Les acteurs ne quittent pas l'espace scénique de l'entrée à la sortie des spectateurs. Leurs paroles et expressions sont incantatoires. Leurs corps accomplissent des rites singuliers et mystérieux qui s'apparentent à une danse primitive. Entre les tableaux scéniques, ils se recueillent au sol et méditent en silence dans le noir.
 
"Elle" et "Lui" sont placés chacun face au public, à une extrémité de la scène. Ils n'échangent des paroles que lors des scènes de ménage de la vie quotidienne.
Il se font alors face et se tiennent de profil par rapport aux spectateurs. Enfin, en se déplaçant, ils dessinent des chorégraphies singulières propres à chacun de leurs passages dans un cercle imaginaire qui est placé au milieu de la scène.
"Djaba" se tient au milieu dans son rôle de perturbateur. Il est le seul à toucher les amoureux, à les bousculer. 
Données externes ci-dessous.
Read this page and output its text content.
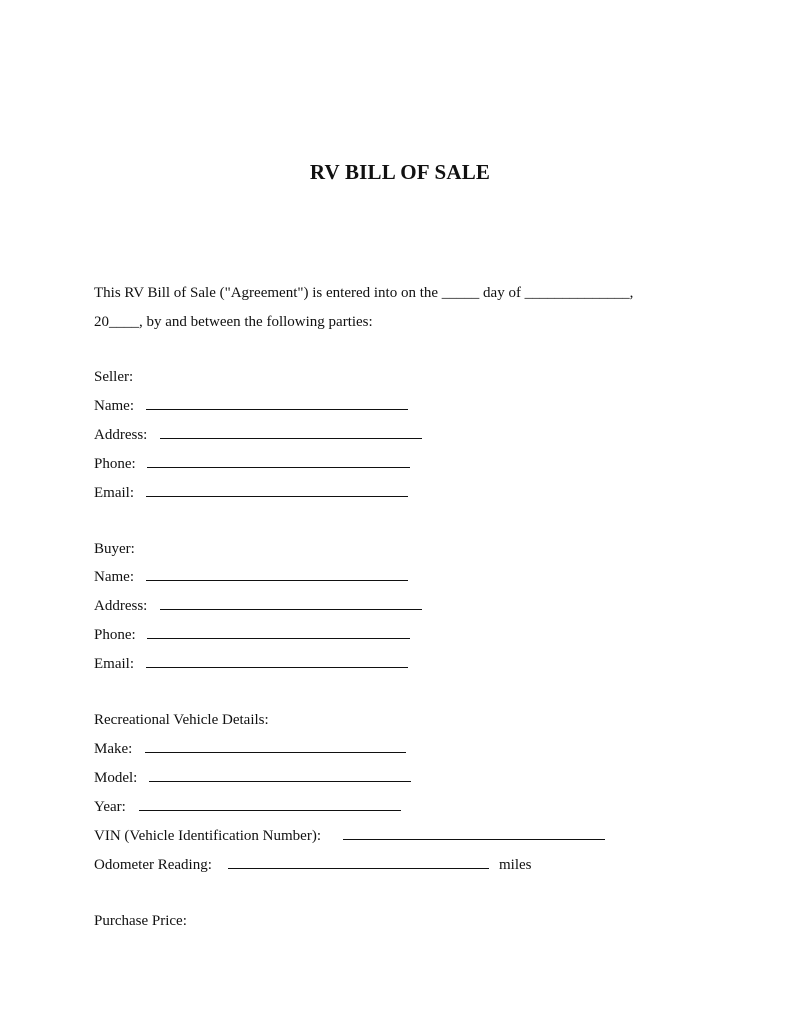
RV BILL OF SALE
This RV Bill of Sale ("Agreement") is entered into on the _____ day of ______________,
20____, by and between the following parties:
Seller:
Name:
Address:
Phone:
Email:
Buyer:
Name:
Address:
Phone:
Email:
Recreational Vehicle Details:
Make:
Model:
Year:
VIN (Vehicle Identification Number):
Odometer Reading:	miles
Purchase Price:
L'Ange n'apparaît que dans l'ombre.

COSTUMES

Les costumes donnent aux personnages l'allure de clochards célestes, hors du temps, hors du monde.
Lui porte un large manteau sombre et un pantalon vieilli à rayures. Elle est habillée d'une jupe longue informe et de plusieurs hauts aux motifs japonisants superposés les uns sur les autres. Ils sont tous les deux pieds nus.
Djaba porte une veste en cuir patinée sur un pantalon droit et des chaussures de jazz blanches.
Leurs cheveux sont tirés en arrière de façon à dégager au maximum les visages. Leurs yeux sont maquillés de khôl noir et leurs lèvres de poudre rouge.